Carl Zeiss granted exclusive license to photo-activated localization microscopy

Dec. 17, 2007
December 17, 2007, Gottingen, Germany--Carl Zeiss and physicists Dr. Eric Betzig and Dr. Harald Hess have signed an exclusive license agreement for commercialization of photo-activated localization (PAL) microscopy.

December 17, 2007, Gottingen, Germany--Carl Zeiss and physicists Dr. Eric Betzig and Dr. Harald Hess have signed an exclusive license agreement for commercialization of photo-activated localization (PAL) microscopy. This technique is expected to open a new world of fluorescence microscopy, demonstrating for the first time in cells a resolution of approximately 20 nm--an order of magnitude higher than conventional fluorescence techniques such as confocal microscopy achieve.

The technique invented by Dr. Betzig and Dr. Hess is so powerful that it allows scientists peering inside cells to discern the precise intracellular location of potentially each individual protein they are studying. Betzig and Hess began developing PAL microscopy as independent researchers and are now at the Janelia Farm Research Campus of the Howard Hughes Medical Institute in Virginia, USA.

"We were very excited by the potential of PAL microscopy from the moment we started to assess the technique. It not only offers the highest resolution available, but also achieves this in a very light-efficient manner," they said. "PAL microscopy has also been demonstrated on multi-colored samples, an essential prerequisite for accurate colocalization studies"

"With the integration of PAL microscopy, the affordable personal super-resolution system, into microscope systems from Carl Zeiss, our customers will get for the first time a complete picture of the ultrastructure underlying the cellular architecture and functioning. This truly reveals new insights into how life is organized at the subcellular level", said Dr. Bernhard Zimmermann, Senior Product Manager at Carl Zeiss MicroImaging.
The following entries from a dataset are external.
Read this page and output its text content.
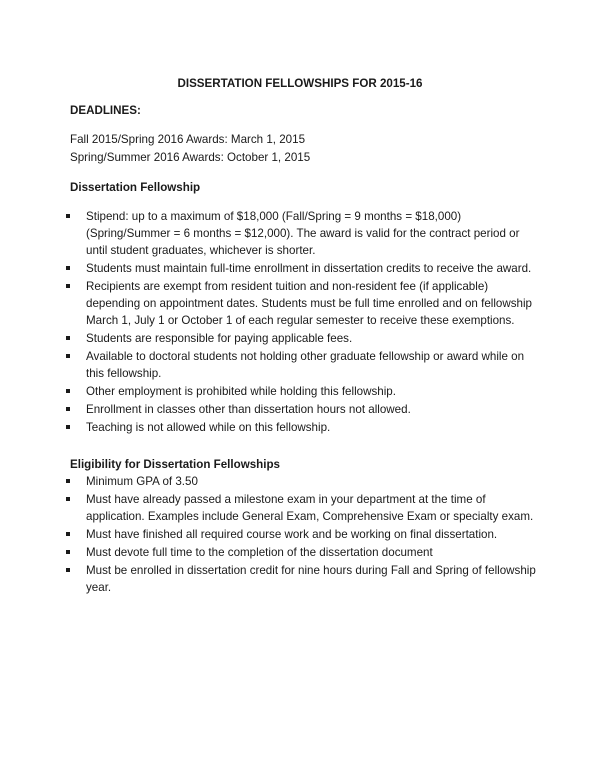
DISSERTATION FELLOWSHIPS FOR 2015-16
DEADLINES:
Fall 2015/Spring 2016 Awards: March 1, 2015
Spring/Summer 2016 Awards: October 1, 2015
Dissertation Fellowship
Stipend: up to a maximum of $18,000 (Fall/Spring = 9 months = $18,000) (Spring/Summer = 6 months = $12,000). The award is valid for the contract period or until student graduates, whichever is shorter.
Students must maintain full-time enrollment in dissertation credits to receive the award.
Recipients are exempt from resident tuition and non-resident fee (if applicable) depending on appointment dates. Students must be full time enrolled and on fellowship March 1, July 1 or October 1 of each regular semester to receive these exemptions.
Students are responsible for paying applicable fees.
Available to doctoral students not holding other graduate fellowship or award while on this fellowship.
Other employment is prohibited while holding this fellowship.
Enrollment in classes other than dissertation hours not allowed.
Teaching is not allowed while on this fellowship.
Eligibility for Dissertation Fellowships
Minimum GPA of 3.50
Must have already passed a milestone exam in your department at the time of application. Examples include General Exam, Comprehensive Exam or specialty exam.
Must have finished all required course work and be working on final dissertation.
Must devote full time to the completion of the dissertation document
Must be enrolled in dissertation credit for nine hours during Fall and Spring of fellowship year.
Traditional optical microscopes could not resolve the organization of most small cellular compartments. Betzig and Hess overcame this limitation by photo-activating fluorescent molecules sparsely enough to ensure that individual activated molecules are further apart than the classical resolution limit. Thus, the molecules' positions can then be determined with high precision. Repetitive photo-activation and assembling all determined positions into a single image achieves a resolution comparable to an electron microscope. Moreover, PAL microscopy has the additional benefit of being specific to the fluorescently labeled proteins of interest and does not require cumbersome sample preparation.